類似色

隣り合う色でまとめて静かにする

どんな型か

色相環で隣り合う2〜3色だけでまとめる組み方。青と青緑と緑、黄と橙と赤といった並びになる。色の数が減るぶん画面がまとまり、落ち着いた印象になる。派手さは出ないが、配色としては失敗がいちばん少ない。

何が起きるか

近い色ばかりなので、目は色の切り替えに力を使わず、形や光のほうに注意が向く。睡蓮の水面は青から緑、紫までの隣どうしの色で覆われている。燕子花図屏風も、金地の上をほぼ群青と緑青という隣り合う2色で描いている。

使い方

絵では主となる色を1つ決め、その両隣までで塗り切る。写真はホワイトバランスをわざとずらし、画面全体を1方向へ寄せると近い効果になる。朝もやや夕暮れ、雨の日は自然と類似色の景色になるので、そういう時間を選ぶのが早い。

やりがちなミス

まとまりすぎて主役がどこにいるか分からなくなるのがこの型の弱点。色で差をつけられない以上、明度の差か大きさの差で主役を立てる。彩度まで近づけると、写真では単に色の薄い失敗写真に見えてしまう。

解説動画: 色相かトーンをそろえてまとめる配色の考え方/「オンスク.JP」資格、語学、スキルアップなど

まとまって見える配色の呼び名: 色彩検定の講義で、一つの色相やトーンで全体がまとまって見えることをドミナント効果と呼ぶと説明している。ドミナントは支配的・優勢という意味だという。写真の例を左右に並べ、色相がそろって見える場合とトーンがそろって見える場合の違いを確かめさせている。

色相をそろえる: ドミナントカラー配色は色相をそろえた組み方で、同一色相から類似色相の範囲・3色以上という条件がある。トーンのほうは自由に選んでよい。例題では隣り合う色相の2つを、淡いトーンと明るいトーンで組み合わせ、色相が一つに統一されて見えることを色相環の上で確かめている。

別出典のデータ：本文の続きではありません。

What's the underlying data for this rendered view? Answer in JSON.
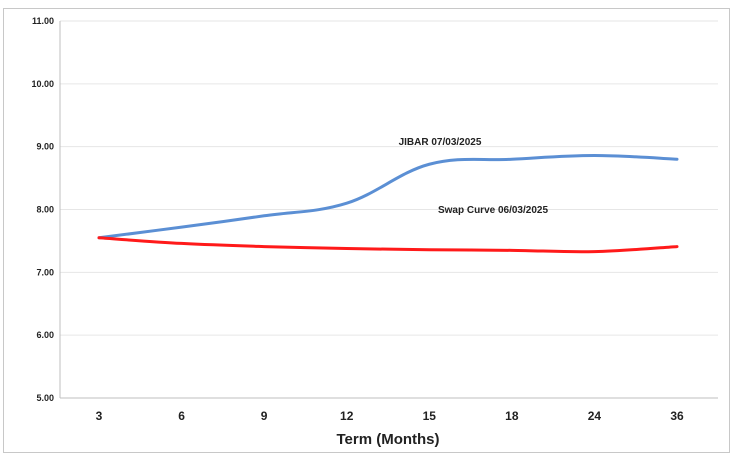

トーンをそろえる: ドミナントトーン配色は逆にトーンをそろえる組み方で、条件は色相は自由・トーンは同一〜類似の3色以上となる。例題では色相環の離れた位置にある4色を同じ深いトーンで並べ、色相がばらついてもトーンが同じならまとまることを示している。

明度差で差をつける: トーンオントーン配色は「トーンを重ねる」の意で、日本語では同系色相の濃淡配色にあたる。色相は同一から類似でまとめ、トーンは類似から対照まで使いつつ、明度差を比較的大きく取るのがポイントだという。例題は明るいトーンと暗いトーンの組で、類似色相の対照トーンになる。